After six years at Ledford, the opportunity of a lifetime presented itself to Browning. He had a chance to go back to Northern, back to where the prospect of coaching first cropped up in his mind.

He wasn’t going to miss it.

“I cared so much about the school and what it had meant to me, and I wanted to try and give some of that back, not only to the players but to the community,” Browning said. “It was sort of like payback I guess. I felt like they had done a lot for me.”

In 18 years as the Knights head coach, Browning amassed a 214-56-6 record and averaged 12.5 wins per season. In 1993, he coached Northern to a North Carolina 4A State Championship.

But after the 1993 season, a new opportunity presented itself. Mack Brown, then the head coach at the University of North Carolina-Chapel Hill, called up Browning and asked him to join his staff.

Browning said it was one of the most difficult decisions he ever had to make, but eventually he decided to leave his alma mater for the next level.

“As hard as it was to leave (Northern) emotionally, at some point the challenge attracted me,” he said. “At that time I probably thought I’d finish my career at Northern. It wasn’t that I was looking for jobs, it just kind of happened.”

A new test

Browning would spend the next 18 seasons as an assistant with the Tar Heels, where he coached several position groups, including defensive tackles, tight ends, offensive tackles and running backs.

This versatility, Browning said, is something that allowed him to have the level of success he accumulated at UNC.

“I think sometimes guys can specialize so much so early in their career, that they kind of get pigeon-holed into it,” he said. “I always felt like it was a big advantage for me that if I was coaching defense, that I had all the offensive background that I had.”

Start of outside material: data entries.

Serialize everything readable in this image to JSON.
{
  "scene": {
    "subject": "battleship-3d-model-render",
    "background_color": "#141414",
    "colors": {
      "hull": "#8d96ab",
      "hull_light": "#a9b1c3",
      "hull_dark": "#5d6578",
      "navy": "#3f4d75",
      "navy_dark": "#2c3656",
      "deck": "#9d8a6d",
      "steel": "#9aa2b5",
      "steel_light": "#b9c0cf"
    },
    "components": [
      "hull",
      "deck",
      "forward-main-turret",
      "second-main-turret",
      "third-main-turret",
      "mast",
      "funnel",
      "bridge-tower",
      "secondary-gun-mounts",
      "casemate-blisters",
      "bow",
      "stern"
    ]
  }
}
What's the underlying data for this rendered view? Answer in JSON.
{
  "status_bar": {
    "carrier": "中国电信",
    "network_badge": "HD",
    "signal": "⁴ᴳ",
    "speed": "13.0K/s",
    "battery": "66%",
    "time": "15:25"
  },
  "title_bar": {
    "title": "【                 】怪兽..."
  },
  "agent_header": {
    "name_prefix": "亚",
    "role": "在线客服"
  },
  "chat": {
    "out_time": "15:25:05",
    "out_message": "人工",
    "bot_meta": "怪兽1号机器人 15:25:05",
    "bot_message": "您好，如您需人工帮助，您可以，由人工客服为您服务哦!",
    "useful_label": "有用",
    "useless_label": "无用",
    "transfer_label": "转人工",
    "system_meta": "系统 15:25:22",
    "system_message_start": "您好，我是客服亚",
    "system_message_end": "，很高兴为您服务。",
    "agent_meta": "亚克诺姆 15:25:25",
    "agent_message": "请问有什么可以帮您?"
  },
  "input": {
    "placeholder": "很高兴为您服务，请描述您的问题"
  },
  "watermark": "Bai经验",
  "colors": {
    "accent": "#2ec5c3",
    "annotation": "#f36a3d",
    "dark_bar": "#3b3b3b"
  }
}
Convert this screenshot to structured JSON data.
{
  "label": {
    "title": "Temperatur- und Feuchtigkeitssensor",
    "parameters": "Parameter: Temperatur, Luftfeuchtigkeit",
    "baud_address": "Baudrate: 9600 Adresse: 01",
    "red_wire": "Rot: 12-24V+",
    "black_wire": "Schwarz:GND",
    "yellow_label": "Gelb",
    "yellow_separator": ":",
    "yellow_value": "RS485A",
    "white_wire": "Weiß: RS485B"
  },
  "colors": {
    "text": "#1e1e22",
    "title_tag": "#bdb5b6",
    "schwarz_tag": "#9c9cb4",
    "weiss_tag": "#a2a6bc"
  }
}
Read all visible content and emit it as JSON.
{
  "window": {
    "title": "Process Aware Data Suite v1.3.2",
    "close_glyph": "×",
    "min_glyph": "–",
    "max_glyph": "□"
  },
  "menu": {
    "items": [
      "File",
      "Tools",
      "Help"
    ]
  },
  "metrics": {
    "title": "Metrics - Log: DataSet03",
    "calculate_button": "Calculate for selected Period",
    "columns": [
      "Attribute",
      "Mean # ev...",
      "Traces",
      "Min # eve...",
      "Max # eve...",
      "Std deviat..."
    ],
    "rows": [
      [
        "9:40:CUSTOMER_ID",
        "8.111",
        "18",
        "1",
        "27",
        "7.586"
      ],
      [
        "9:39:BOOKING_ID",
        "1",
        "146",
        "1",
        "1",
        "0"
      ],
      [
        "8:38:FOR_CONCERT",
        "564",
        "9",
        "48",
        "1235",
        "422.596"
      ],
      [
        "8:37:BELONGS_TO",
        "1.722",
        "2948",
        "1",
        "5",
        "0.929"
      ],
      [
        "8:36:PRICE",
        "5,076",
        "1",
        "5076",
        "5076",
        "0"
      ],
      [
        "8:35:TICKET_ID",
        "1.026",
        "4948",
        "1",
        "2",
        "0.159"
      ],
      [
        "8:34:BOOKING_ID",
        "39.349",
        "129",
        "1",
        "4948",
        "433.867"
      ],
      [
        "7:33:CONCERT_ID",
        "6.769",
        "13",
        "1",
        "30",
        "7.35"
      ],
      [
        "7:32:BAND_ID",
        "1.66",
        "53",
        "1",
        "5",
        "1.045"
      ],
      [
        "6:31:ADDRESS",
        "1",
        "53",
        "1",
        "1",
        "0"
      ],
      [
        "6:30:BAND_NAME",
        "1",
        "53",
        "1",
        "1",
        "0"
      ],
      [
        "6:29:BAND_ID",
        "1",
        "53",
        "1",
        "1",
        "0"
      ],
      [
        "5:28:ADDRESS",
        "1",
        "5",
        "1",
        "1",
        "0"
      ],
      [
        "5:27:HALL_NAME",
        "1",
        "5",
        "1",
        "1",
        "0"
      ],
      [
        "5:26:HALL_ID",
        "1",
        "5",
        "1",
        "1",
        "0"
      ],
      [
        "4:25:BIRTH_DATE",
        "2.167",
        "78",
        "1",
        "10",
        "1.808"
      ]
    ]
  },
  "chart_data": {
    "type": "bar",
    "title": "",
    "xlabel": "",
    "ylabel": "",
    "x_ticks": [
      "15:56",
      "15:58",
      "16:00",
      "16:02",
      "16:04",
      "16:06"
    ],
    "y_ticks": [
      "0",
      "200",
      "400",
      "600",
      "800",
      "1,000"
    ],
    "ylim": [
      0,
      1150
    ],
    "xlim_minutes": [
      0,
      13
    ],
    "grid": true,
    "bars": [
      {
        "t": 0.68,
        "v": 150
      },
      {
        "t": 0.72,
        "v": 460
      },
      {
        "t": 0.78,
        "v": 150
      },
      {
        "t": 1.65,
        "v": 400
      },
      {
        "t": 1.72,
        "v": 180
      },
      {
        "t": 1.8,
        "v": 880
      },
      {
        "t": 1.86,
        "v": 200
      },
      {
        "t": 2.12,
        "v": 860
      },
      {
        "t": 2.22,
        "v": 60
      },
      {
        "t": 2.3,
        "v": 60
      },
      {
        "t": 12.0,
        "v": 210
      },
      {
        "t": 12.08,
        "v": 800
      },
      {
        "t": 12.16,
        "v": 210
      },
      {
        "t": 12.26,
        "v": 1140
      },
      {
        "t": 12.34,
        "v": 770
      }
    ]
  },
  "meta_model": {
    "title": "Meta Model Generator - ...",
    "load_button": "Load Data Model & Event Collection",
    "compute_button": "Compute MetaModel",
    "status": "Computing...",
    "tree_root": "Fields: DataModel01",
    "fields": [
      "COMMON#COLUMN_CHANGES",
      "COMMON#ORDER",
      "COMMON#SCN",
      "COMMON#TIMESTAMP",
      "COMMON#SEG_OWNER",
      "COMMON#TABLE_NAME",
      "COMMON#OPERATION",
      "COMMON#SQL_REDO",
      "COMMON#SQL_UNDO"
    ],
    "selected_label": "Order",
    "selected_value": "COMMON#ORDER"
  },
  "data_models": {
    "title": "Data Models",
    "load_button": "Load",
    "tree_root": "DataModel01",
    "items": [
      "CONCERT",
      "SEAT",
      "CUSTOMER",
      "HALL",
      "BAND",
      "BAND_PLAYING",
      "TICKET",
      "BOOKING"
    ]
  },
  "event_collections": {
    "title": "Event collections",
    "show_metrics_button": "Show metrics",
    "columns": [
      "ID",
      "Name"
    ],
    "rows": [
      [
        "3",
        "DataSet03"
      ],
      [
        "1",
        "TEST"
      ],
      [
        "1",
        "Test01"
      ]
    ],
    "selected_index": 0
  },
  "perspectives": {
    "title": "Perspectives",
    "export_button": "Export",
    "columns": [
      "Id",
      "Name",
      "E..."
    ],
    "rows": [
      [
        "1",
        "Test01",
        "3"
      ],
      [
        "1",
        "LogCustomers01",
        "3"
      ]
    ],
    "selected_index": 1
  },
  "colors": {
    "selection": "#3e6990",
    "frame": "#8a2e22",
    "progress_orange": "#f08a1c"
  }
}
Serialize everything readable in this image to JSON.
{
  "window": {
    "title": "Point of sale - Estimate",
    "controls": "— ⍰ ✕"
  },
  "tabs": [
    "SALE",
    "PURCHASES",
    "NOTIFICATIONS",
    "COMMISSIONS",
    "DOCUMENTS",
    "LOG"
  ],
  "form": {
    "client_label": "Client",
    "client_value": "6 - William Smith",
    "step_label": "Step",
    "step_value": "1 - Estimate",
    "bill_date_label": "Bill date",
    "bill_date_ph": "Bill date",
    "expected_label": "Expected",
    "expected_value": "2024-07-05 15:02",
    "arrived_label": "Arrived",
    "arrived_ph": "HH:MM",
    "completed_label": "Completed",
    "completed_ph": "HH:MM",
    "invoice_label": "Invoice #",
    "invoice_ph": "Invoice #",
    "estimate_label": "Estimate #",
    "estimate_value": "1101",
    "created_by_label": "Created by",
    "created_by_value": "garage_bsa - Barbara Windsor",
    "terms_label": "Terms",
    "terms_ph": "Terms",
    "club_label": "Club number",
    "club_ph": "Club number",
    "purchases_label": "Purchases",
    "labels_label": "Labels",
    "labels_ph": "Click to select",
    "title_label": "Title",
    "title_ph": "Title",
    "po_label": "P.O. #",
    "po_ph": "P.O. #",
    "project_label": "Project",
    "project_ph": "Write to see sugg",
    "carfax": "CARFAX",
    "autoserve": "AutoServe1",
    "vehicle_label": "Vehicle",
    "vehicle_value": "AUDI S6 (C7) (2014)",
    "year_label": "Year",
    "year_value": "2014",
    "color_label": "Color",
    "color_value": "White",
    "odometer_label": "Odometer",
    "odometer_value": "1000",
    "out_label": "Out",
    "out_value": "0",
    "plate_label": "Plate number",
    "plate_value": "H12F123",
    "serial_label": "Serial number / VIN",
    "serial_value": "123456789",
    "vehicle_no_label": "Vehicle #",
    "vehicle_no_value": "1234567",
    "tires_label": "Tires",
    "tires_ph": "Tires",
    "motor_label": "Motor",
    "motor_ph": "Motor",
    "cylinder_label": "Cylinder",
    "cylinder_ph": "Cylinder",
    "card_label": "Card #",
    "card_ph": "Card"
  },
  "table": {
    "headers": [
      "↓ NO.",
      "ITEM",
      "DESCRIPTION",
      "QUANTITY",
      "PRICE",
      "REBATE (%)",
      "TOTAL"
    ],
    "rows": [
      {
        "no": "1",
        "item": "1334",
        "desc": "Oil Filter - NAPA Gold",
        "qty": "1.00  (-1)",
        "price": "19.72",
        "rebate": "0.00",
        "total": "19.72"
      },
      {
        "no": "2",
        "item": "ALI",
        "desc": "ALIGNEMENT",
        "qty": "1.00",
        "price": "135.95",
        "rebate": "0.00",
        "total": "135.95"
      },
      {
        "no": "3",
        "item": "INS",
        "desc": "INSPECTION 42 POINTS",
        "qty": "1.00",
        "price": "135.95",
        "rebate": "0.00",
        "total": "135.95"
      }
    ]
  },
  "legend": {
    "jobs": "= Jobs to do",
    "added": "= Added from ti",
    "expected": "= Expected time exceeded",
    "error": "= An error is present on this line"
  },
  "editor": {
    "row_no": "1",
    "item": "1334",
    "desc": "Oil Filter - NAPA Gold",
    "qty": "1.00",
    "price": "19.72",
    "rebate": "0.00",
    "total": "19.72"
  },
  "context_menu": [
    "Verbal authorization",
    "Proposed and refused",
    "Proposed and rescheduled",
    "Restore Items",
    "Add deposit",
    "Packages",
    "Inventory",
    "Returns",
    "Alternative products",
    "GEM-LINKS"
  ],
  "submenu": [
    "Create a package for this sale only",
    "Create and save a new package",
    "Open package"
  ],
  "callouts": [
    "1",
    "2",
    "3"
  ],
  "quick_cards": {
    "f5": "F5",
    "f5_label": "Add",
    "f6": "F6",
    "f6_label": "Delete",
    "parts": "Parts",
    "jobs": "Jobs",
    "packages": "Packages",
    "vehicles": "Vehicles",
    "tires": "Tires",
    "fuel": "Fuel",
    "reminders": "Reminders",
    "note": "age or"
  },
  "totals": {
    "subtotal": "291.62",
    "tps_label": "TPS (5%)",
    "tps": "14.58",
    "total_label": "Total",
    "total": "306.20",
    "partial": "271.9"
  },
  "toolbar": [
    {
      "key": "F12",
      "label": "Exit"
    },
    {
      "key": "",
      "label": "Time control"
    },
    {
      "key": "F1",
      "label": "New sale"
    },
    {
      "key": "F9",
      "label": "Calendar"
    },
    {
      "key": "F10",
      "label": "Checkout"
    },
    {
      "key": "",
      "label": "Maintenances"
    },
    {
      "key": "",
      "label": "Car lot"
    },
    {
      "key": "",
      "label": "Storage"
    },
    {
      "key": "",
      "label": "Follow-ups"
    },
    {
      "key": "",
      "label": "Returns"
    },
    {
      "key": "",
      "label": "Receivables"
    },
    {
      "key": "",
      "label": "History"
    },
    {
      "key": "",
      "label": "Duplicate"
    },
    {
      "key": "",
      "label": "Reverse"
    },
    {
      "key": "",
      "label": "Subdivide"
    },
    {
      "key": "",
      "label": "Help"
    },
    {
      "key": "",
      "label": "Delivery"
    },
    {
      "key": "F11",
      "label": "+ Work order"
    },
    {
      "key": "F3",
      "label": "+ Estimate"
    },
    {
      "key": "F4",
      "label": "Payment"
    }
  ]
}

Browning’s ability to coach multiple positions gave him the opportunity to reach the minds of several young players. He thought of himself not only as a football coach, but as someone who could train his players for life beyond the sport. This is what was most important to him.

“Learning life lessons such as being able to take instruction, seeing something become more important to them, being on time, learning how to get along with other people and work together, all those qualities that are a lot more important to them than whether they can base block or pass protect, those other things will carry on further in life than any of that will,” he said.

Anthony Perkins, a former defensive tackle for the Tar Heels, sees this as Browning’s most important asset as a coach. Even when his team was struggling, he was there to remind his players of the important things.

“He helped us understand that, ‘Hey guys. Everybody’s not going to pat you on the back because they don’t know the work you’re putting in it, but keep plugging away,’” Perkins said. “’This is going to make you much more than just a better football player. It’s going to make you a better man. It’s going to make you a better person.’”

In 44 years of coaching high school and college athletes, Browning taught his players the importance of being a good man, and not just a good football player. And after he retired following the 2011 season, the want to keep mentoring players drove Browning to Winston Salem State, where he volunteered to help his good friend Brown and the rest of the coaching staff, something he still does today.

And what does Browning have to thank for that? A broken leg, a caring coach and tons of willing players, without which he may have never made it from that farm on the edge of Durham County to the hearts of hundreds of former players and colleagues.